Imagine you had invested in something back in 2009 and it had returned 25% every year for the past seven years – a total return of about 480%. Then imagine that the value of that investment was 100% linked to the bond market. What would you do?
The market has taught us (over and over again) that returns of 20% plus are unsustainable over the long term. And it is beginning to look like the 30-year bond bull market might end with more of a crash than a whimper: the global bond market has just had its worst month in 25 years. So I think I know what you would do: you’d sell it – as fast as you possibly could.
You may be wondering what this fabulous investment is; it is a defined benefit pension scheme. Back in 2009, a friend of mine in his mid-40s asked for a transfer value for a fund expected to pay out the equivalent of £5,000 a year when he turns 65. The answer was £63,000 – 12 times the expected annual income. That was interesting, but not enough to be worth following up. An inflation-linked income (up to a maximum of 5% a year in this case) guaranteed forever is an unusually valuable thing.
He asked again this year. This time the answer was nearly £300,000 – 40 times the expected annual income (which is now more like £7,000). Wow.
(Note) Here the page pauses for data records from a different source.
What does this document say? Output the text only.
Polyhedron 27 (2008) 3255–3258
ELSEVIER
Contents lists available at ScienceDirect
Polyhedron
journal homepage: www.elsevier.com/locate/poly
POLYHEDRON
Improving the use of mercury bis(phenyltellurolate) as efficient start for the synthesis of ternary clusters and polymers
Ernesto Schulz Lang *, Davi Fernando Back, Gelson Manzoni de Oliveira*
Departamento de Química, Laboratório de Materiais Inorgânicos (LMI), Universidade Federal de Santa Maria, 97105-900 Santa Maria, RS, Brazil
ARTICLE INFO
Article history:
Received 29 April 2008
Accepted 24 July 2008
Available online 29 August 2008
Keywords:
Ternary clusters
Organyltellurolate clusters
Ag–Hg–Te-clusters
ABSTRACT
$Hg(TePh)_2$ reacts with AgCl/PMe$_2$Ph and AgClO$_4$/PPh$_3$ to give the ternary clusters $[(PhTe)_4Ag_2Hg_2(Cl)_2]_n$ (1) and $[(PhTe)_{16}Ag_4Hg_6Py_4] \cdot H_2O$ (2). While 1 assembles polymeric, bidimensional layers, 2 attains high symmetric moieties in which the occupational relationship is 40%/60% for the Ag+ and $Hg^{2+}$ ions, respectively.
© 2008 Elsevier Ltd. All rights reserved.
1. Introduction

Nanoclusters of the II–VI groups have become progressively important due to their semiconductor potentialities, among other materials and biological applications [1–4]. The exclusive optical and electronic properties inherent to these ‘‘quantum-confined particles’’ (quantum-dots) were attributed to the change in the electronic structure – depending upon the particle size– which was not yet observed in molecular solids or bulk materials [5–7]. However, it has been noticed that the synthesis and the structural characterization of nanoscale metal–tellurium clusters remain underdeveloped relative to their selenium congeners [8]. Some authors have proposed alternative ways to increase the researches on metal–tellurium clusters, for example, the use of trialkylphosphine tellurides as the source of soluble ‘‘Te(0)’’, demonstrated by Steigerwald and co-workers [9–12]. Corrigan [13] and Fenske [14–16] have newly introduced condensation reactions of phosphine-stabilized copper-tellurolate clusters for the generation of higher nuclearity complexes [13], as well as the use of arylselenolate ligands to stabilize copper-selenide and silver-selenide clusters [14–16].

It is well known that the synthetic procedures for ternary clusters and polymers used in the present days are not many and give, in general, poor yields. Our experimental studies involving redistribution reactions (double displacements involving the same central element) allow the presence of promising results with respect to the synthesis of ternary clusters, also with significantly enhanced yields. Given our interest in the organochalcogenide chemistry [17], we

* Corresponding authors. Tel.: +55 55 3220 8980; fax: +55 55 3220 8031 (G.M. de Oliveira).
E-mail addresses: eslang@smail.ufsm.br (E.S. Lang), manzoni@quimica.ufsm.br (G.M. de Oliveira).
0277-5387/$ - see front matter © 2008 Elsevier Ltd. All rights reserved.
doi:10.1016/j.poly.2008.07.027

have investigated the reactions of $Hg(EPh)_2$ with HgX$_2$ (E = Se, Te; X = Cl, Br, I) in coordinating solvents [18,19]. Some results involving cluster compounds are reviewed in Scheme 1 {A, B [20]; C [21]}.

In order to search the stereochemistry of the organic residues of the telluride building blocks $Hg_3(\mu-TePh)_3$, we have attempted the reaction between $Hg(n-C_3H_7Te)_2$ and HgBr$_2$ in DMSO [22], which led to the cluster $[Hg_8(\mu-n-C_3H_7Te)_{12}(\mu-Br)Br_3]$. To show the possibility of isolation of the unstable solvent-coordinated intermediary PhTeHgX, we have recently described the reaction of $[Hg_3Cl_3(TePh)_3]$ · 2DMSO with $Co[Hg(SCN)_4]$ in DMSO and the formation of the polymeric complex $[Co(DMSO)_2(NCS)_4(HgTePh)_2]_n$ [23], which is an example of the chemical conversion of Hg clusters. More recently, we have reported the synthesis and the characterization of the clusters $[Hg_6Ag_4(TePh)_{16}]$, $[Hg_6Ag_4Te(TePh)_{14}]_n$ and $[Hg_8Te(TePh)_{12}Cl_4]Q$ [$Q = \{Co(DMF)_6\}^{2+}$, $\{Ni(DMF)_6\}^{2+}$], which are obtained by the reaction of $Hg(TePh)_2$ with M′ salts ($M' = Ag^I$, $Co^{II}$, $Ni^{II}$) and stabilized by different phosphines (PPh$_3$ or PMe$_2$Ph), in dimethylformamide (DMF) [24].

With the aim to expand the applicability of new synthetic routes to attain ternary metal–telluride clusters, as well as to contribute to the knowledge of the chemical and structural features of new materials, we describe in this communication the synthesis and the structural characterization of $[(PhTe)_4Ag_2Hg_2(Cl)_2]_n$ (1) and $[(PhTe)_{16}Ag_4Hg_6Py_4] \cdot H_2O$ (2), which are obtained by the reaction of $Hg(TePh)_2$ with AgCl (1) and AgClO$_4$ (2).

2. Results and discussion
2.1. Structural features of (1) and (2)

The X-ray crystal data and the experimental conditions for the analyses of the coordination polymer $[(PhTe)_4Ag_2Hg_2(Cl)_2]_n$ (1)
We all know by now what has happened here ¬– pension funds have felt forced to value their future liabilities based on long bond yields in the UK; yields which hit record lows earlier in the year. That has translated through to individual transfer values: the more bond yields have fallen, the more transfer values have risen. So much so that even the smallest of pensions is worth a rather large fortune.
The question now is simple: at £300,000, is the transfer value so high that it is worth selling? I think it is. The first thing to say is that the price is very unlikely ever to be higher than 40 times the income; instinct tells you that’s a bubble price and, if the pace of the rise in the transfer value alone isn’t enough to scream “bubble trouble” at you, any proper analysis of the bond market has been telling you the same thing for a few years now.
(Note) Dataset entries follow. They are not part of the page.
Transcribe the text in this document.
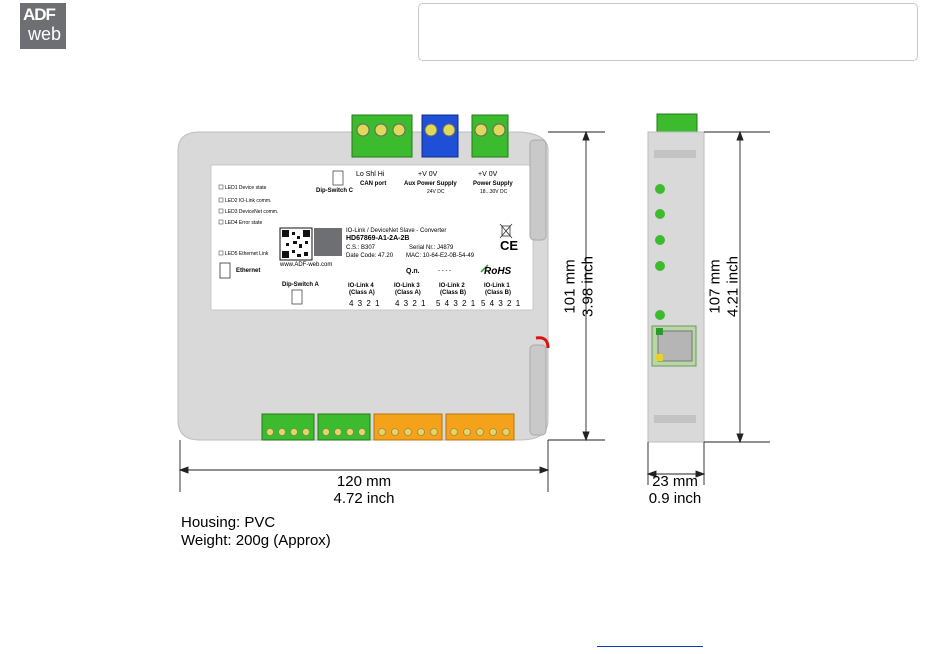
ADF
web
Lo Shl Hi
CAN port
+V 0V
Aux Power Supply
24V DC
+V 0V
Power Supply
18...30V DC
Dip-Switch C
LED1 Device state
LED2 IO-Link comm.
LED3 DeviceNet comm.
LED4 Error state
LED5 Ethernet Link
Ethernet
IO-Link / DeviceNet Slave - Converter
HD67869-A1-2A-2B
C.S.: B307	Serial Nr.: J4879
Date Code: 47.20 MAC: 10-64-E2-0B-54-49
www.ADF-web.com
Q.n.	- - - -
CE
RoHS
Dip-Switch A	IO-Link 4
(Class A)
4 3 2 1
IO-Link 3
(Class A)
4 3 2 1
IO-Link 2
(Class B)
5 4 3 2 1
IO-Link 1
(Class B)
5 4 3 2 1	101 mm 3.98 inch	107 mm 4.21 inch
120 mm
4.72 inch
23 mm
0.9 inch
Housing: PVC
Weight: 200g (Approx)
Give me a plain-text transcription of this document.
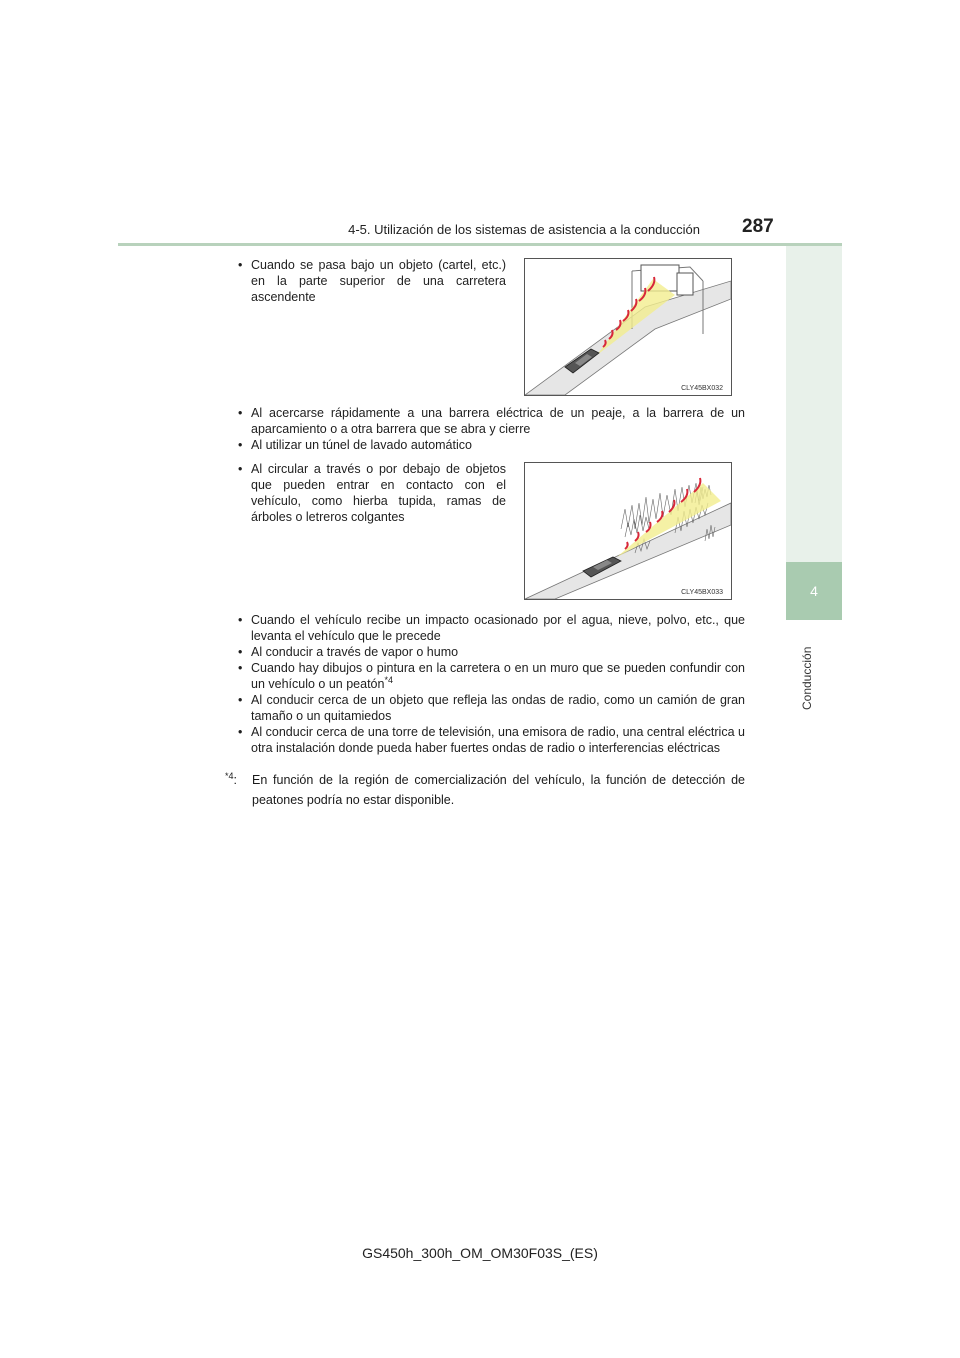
4-5. Utilización de los sistemas de asistencia a la conducción 287
4
Conducción
• Cuando se pasa bajo un objeto (cartel, etc.) en la parte superior de una carretera ascendente
CLY45BX032
• Al acercarse rápidamente a una barrera eléctrica de un peaje, a la barrera de un aparcamiento o a otra barrera que se abra y cierre
• Al utilizar un túnel de lavado automático
• Al circular a través o por debajo de objetos que pueden entrar en contacto con el vehículo, como hierba tupida, ramas de árboles o letreros colgantes
CLY45BX033
• Cuando el vehículo recibe un impacto ocasionado por el agua, nieve, polvo, etc., que levanta el vehículo que le precede
• Al conducir a través de vapor o humo
• Cuando hay dibujos o pintura en la carretera o en un muro que se pueden confundir con un vehículo o un peatón$^{*4}$
• Al conducir cerca de un objeto que refleja las ondas de radio, como un camión de gran tamaño o un quitamiedos
• Al conducir cerca de una torre de televisión, una emisora de radio, una central eléctrica u otra instalación donde pueda haber fuertes ondas de radio o interferencias eléctricas
$^{*4}$:	En función de la región de comercialización del vehículo, la función de detección de peatones podría no estar disponible.
GS450h_300h_OM_OM30F03S_(ES)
Bonds are simple things: you hand over some cash; after an agreed number of years you get it back again – plus or minus a bit, depending on how close to its issue you bought it. You also get a stream of payments (coupons) along the way to compensate you for handing over the cash in the first place (the idea is that you get enough to cover inflation, plus a bit more). All fine – unless the deal doesn’t make you enough to cover inflation plus a bit more (as has often been the case over the past few years). Then there is no positive point in being in the market at all. There is only risk.
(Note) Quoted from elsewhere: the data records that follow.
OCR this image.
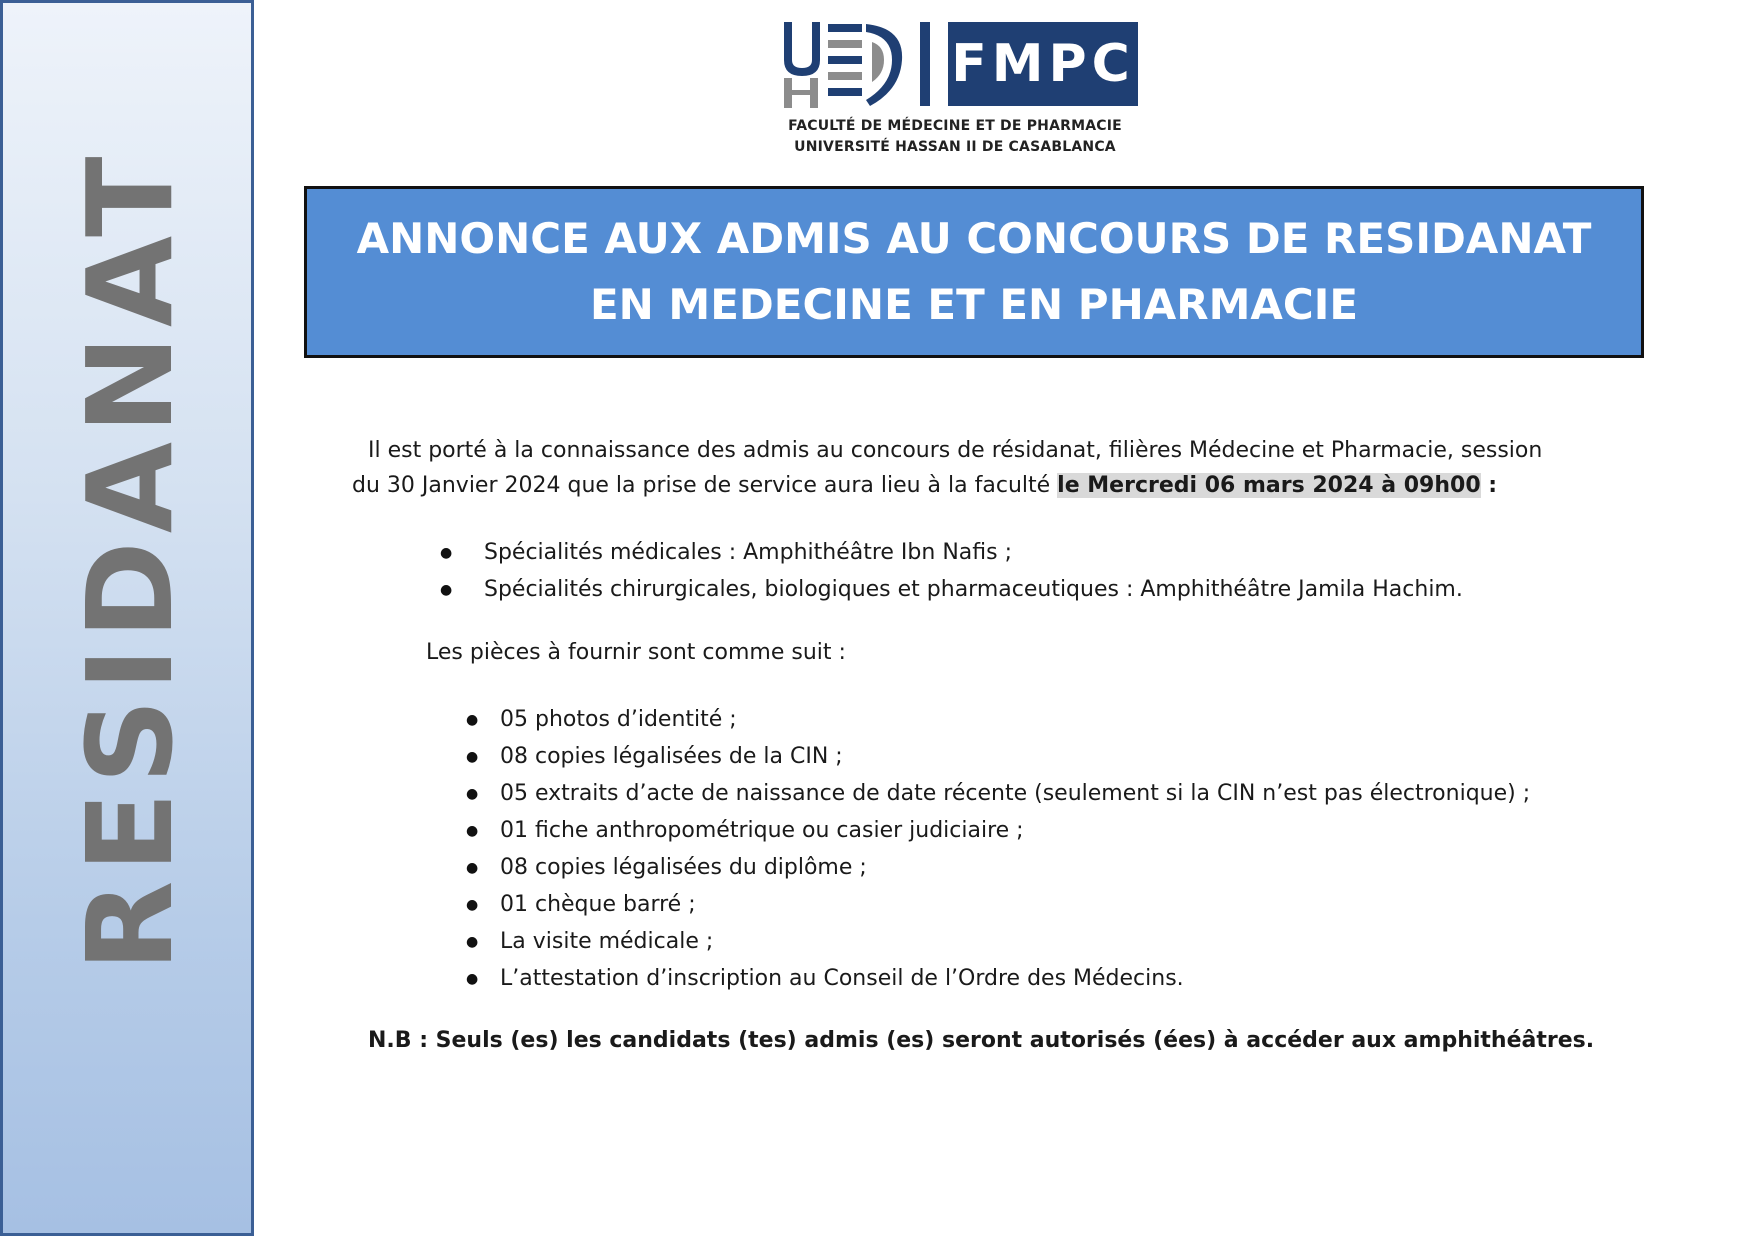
RESIDANAT
FMPC
FACULTÉ DE MÉDECINE ET DE PHARMACIE
UNIVERSITÉ HASSAN II DE CASABLANCA
ANNONCE AUX ADMIS AU CONCOURS DE RESIDANAT
EN MEDECINE ET EN PHARMACIE
Il est porté à la connaissance des admis au concours de résidanat, filières Médecine et Pharmacie, session
du 30 Janvier 2024 que la prise de service aura lieu à la faculté le Mercredi 06 mars 2024 à 09h00 :
● Spécialités médicales : Amphithéâtre Ibn Nafis ;
● Spécialités chirurgicales, biologiques et pharmaceutiques : Amphithéâtre Jamila Hachim.
Les pièces à fournir sont comme suit :
● 05 photos d’identité ;
● 08 copies légalisées de la CIN ;
● 05 extraits d’acte de naissance de date récente (seulement si la CIN n’est pas électronique) ;
● 01 fiche anthropométrique ou casier judiciaire ;
● 08 copies légalisées du diplôme ;
● 01 chèque barré ;
● La visite médicale ;
● L’attestation d’inscription au Conseil de l’Ordre des Médecins.
N.B : Seuls (es) les candidats (tes) admis (es) seront autorisés (ées) à accéder aux amphithéâtres.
That is particularly the case now inflation expectations are rising. The US is close to full employment, wages were rising even before the election; Trump is planning to focus his administration on the one area where he actually has experience (building stuff); oil prices are rising as Opec gets a grip; and there is still a huge overhang of monetary stimulus around the world (see Japan). What could possibly go wrong?
Anyone buying bonds in this environment has been either a forced buyer (most likely a pension fund) or a speculative buyer (one who has been proven to be this bubble’s “greater fool”). There has been no value in the market for some time – and even as prices have come off a bit, there still isn’t. But a defined-benefit pension isn’t just about the value of the effective underlying assets. It’s about the certainty – and the lovely lack of responsibility that comes with it.
Knowing you’ll get paid every month forever whatever happens must be a fabulous feeling (I wouldn’t know, as I don’t have one). Can having £300,000 to invest yourself now create anything like the same certainty of £7,000 a year inflation-linked from the age 65? Assume constant pricing and no capital losses and the answer is clearly yes.
It is also yes if you take the cash, stick it in your Sipp, join the great rotation from bonds into equities, lose 30% of it in the markets and totally fail to make that 30% back over the following 20 years. Even then, you will have enough capital to provide you with £7,000 a year until you are 95 (and living to 95 is still very unusual).
The problem that anyone considering transferring out of a defined-benefit pension really needs to think about is inflation. Most defined-benefit schemes link the income they pay out to the retail prices index and will increase it every year by the lower of either that, or a set inflation cap (usually 3 to 5%). Let’s say inflation is 5% a year every year for the next 20 years. Let’s also say that you decide to play things super safe with your cash and keep it in a cash fund paying 1% a year (I don’t recommend this, but for the sake of argument, let’s say you do).
In 20 years, you’ll have £366,000. But the payment you would have got under your DB pension has gone up to £18,500. OK or not OK? Still OK. That’s a worst-case scenario – and you would still have enough in the pot to replicate 20 years of DB payments.
Things could be worse, of course. You could lose money on your investments every year, for example. But it isn’t very likely: play around with the numbers a bit and, while you can find a few periods in which equities have made a negative return, almost all show a positive return. Invest fully, reinvest dividends, diversify, keep charges as low as you possibly can and stay in the market for the long term and you very rarely lose. Add it all up and it is hard to see too much risk in taking the £300,000.
My friend is taking the money – and his chances with it. It is, he says, the last gift he expects from the great bond bull market. But it’s a good one.